In my mind, this is one small step from: "Frame a story however you like, so long as you include a sampling of opposing sources to cover your butt.” Couple that approach with the likes of Stephen Glass, Jayson Blair and a handful of others who not only take great license in narrating their “journalism” but make up convenient sources to boot. Suddenly, it is easy to understand the contempt with which the public seems to hold journalists. We’ve been commentating instead of informing.

Today, the chickens are coming home to roost. Yes, the challenges from electronic media and the inventive news cycle and business model they demand would have altered the landscape for traditional journalism, whatever the case. But since so many of the challengers availing themselves of cyberspace are not journalists in the conventional sense, I think it reasonable to wonder if the space they occupy is the credibility gap we created for ourselves.

That gap opened as objectivity — the principal that imparted professionalism to the craft — began to be rejected, in both classrooms and newsrooms, on the grounds it is impossible for subjective human beings to achieve. (By this logic, we should abandon the Ten Commandments as standards to live by since none of us is without sin.) Happily relieved of their obligation to approach stories with disinterest, journalists could indulge their own opinions and impart a world view, however subtly, along with the facts. The problem with this approach is that besides being off-puttingly elitist, it is downright dangerous when employed by those such as my tender classmate who care not to separate the sizzle from the steak.

I do believe the profession is redeemable, but only by re-dedication to an ethic that will distinguish us from the torrent of information hitting us all from so many directions.
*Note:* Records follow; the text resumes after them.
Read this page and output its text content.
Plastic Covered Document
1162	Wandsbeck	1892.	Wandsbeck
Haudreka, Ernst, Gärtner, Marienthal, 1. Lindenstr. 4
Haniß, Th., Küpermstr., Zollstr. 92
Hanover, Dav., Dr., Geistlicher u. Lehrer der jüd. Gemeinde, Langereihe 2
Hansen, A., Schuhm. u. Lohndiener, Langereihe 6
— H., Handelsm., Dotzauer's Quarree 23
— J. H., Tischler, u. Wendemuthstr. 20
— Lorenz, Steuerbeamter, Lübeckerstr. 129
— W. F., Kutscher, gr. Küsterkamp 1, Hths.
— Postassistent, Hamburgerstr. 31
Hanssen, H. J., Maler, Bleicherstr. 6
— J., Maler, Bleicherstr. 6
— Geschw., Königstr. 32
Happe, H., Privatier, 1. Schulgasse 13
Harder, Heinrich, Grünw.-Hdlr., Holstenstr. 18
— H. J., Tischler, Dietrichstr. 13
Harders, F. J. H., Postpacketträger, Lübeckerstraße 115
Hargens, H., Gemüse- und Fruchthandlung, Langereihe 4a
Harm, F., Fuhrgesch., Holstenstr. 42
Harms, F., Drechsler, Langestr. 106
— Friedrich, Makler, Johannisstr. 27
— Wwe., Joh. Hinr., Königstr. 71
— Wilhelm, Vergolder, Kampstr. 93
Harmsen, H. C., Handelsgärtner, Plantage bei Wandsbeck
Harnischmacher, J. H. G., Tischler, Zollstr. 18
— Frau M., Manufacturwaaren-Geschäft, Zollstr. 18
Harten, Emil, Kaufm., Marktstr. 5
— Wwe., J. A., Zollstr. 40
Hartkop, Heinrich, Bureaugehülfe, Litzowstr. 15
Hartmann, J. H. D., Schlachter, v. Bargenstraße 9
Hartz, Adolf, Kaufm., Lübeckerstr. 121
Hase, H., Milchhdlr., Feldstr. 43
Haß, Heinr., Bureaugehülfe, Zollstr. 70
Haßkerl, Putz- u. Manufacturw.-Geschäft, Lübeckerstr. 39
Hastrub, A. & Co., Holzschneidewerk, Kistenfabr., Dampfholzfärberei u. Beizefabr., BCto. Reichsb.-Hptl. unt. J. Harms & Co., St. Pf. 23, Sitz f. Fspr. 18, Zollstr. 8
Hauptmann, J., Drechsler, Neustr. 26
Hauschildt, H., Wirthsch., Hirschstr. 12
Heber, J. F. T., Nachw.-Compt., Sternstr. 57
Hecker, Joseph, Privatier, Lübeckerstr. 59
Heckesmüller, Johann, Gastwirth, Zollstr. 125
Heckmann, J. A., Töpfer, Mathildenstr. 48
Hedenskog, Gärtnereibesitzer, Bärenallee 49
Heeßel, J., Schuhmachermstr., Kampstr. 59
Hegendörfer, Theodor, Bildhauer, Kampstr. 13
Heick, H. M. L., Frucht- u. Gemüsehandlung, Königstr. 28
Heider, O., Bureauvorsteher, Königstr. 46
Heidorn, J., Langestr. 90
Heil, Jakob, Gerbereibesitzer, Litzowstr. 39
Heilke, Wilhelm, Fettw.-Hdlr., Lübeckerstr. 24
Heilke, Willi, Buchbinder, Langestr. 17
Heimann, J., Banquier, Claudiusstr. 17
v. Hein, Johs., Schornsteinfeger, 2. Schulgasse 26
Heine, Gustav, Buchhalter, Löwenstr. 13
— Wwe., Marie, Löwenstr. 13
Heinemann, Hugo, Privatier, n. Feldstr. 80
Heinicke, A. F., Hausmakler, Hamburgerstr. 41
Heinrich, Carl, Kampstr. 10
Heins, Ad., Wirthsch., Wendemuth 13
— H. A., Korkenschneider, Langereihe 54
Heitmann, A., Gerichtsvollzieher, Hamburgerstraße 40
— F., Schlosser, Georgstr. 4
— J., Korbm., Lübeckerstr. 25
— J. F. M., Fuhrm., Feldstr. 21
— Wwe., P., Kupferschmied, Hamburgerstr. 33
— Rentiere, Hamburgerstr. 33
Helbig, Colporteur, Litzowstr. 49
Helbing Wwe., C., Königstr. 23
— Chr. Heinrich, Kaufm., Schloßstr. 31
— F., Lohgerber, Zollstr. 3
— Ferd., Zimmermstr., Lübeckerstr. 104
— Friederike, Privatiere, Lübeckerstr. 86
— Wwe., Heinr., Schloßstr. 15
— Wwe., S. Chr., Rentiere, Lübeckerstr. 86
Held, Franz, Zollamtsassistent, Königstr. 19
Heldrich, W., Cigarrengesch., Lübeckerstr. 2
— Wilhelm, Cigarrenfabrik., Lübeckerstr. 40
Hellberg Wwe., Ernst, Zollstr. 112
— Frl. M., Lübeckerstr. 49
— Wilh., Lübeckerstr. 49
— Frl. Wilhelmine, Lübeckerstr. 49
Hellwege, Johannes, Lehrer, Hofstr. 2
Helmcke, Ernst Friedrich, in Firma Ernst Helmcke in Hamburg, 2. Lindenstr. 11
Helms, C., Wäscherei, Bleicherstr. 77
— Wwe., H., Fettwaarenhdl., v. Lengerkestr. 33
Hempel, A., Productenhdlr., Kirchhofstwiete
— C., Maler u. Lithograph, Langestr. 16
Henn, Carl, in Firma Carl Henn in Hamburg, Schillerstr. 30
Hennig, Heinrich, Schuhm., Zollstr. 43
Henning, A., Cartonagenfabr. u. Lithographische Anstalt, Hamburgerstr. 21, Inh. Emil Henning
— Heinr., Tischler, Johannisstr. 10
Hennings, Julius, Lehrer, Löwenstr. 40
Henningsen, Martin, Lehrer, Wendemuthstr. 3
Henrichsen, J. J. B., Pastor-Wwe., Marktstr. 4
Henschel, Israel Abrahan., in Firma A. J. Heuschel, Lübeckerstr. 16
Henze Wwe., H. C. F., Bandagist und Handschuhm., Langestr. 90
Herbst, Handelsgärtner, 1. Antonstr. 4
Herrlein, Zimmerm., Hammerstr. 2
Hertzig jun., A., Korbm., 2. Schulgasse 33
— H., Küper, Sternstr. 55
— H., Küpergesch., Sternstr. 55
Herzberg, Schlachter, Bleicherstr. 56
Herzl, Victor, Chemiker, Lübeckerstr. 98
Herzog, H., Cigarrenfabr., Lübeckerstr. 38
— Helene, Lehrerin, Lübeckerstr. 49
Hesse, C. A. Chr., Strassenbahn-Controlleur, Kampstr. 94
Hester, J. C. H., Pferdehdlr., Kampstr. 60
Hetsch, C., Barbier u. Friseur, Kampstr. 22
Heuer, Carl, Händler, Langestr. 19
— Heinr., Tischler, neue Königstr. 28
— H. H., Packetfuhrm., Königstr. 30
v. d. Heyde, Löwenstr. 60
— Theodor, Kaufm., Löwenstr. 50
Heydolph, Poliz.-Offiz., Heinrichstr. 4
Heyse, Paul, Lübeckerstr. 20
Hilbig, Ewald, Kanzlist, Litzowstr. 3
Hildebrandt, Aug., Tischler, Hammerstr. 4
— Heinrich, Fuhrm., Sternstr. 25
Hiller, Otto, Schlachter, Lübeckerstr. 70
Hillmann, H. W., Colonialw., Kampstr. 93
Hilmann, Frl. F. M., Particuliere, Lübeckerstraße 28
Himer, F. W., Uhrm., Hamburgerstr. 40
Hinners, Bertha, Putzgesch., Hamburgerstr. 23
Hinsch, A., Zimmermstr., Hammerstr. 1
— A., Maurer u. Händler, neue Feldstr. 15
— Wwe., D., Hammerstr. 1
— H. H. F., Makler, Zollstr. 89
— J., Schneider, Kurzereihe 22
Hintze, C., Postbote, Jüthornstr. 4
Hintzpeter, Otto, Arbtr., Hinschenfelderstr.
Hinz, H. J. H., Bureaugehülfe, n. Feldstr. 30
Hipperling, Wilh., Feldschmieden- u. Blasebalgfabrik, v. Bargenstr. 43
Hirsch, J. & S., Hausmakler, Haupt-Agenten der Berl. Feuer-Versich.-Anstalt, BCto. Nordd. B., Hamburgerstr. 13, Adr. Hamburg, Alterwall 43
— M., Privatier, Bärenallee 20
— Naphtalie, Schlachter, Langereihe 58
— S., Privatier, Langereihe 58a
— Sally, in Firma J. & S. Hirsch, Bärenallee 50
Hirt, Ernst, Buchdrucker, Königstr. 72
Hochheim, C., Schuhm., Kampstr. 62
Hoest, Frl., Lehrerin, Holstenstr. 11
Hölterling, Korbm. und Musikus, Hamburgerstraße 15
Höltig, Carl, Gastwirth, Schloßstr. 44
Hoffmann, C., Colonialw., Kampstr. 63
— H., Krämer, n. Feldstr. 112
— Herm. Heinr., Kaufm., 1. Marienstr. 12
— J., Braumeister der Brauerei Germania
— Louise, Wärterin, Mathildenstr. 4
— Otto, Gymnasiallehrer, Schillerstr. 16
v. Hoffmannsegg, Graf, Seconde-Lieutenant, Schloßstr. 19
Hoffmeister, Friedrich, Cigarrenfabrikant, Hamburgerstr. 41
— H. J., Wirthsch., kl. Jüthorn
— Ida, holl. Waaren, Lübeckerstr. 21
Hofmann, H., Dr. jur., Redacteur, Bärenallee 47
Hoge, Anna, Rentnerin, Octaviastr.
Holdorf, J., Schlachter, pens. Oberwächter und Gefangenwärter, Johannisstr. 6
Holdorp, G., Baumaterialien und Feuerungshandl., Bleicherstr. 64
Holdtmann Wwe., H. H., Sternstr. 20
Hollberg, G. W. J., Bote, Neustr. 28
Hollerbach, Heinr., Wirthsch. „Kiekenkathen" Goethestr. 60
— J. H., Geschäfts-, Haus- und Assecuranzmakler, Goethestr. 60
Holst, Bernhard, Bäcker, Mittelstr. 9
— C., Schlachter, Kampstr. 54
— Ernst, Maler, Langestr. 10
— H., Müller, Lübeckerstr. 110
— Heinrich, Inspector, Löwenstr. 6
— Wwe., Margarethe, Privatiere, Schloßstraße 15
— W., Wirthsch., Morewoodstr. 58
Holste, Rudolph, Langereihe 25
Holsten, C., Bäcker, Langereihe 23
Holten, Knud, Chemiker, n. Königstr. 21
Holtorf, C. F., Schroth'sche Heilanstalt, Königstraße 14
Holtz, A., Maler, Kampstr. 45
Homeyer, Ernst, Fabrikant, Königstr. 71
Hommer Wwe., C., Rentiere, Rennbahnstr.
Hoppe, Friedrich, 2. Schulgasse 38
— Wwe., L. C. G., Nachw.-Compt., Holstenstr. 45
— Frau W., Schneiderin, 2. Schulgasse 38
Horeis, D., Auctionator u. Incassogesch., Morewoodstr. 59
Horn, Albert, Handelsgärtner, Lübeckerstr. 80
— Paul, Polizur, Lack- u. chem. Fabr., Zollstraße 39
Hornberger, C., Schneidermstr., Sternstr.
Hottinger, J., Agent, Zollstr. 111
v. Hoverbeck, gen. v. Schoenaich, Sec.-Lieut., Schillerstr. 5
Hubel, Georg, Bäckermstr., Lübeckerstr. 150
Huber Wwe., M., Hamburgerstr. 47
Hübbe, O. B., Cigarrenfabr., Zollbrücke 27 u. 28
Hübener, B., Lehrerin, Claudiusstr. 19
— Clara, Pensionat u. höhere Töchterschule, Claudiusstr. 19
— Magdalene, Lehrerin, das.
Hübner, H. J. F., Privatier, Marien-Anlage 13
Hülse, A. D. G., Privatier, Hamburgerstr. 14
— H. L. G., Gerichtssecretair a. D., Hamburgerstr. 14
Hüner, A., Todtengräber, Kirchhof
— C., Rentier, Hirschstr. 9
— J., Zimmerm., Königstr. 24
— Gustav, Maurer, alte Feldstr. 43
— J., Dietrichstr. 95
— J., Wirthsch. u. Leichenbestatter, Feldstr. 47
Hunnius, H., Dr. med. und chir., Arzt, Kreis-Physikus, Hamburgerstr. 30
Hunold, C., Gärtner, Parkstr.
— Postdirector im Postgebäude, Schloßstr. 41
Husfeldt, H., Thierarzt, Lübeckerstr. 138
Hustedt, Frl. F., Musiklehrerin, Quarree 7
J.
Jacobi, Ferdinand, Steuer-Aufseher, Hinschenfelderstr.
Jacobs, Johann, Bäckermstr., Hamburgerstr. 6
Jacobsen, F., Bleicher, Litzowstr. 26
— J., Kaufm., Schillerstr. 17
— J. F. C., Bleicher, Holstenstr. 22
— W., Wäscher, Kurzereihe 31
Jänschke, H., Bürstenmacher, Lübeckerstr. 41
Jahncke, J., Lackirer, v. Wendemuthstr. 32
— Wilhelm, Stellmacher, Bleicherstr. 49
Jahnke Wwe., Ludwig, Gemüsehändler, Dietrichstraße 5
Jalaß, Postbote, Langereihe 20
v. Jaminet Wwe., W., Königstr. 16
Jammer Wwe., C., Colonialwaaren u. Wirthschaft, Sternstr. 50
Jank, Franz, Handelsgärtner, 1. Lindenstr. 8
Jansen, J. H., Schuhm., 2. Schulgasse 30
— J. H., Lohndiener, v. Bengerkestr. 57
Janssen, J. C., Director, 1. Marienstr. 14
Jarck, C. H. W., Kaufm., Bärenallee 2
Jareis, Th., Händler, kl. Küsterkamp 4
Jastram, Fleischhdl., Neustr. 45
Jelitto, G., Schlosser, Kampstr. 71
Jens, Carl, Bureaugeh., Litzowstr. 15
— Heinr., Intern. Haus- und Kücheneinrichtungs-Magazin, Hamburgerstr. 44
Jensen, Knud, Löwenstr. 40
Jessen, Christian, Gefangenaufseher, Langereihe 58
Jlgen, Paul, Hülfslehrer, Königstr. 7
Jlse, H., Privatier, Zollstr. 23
Bill Kovach, former curator of the Neiman Foundation’s journalism fellowships at Harvard and chairman of the Committee of Concerned Journalists, frames this as journalism’s struggle not to be obliterated by the larger world of communications. It’s an important struggle, inasmuch as the Internet and other electronic media tend to be echo chambers in which “gossip and shouted assertion — commercial self-interest and political spin — shoulder aside verification,” Kovach said in a speech to students at the University of California, Riverside. Such a system is toxic to civic health, he asserts.

Have blogs, Facebook, Twitter and 24-hour news cycles rendered Kovach’s thoughts obsolete, just eight years later?

I would argue that to the contrary, the need for an unbiased arbiter to de-clutter and substantiate the flow of mere information is greater than ever. At this point, though, journalists must convince its constituency there is value to this service and that they can be trusted to do it.

My classroom experience more than two decades ago suggests it would help if we convinced ourselves of that first.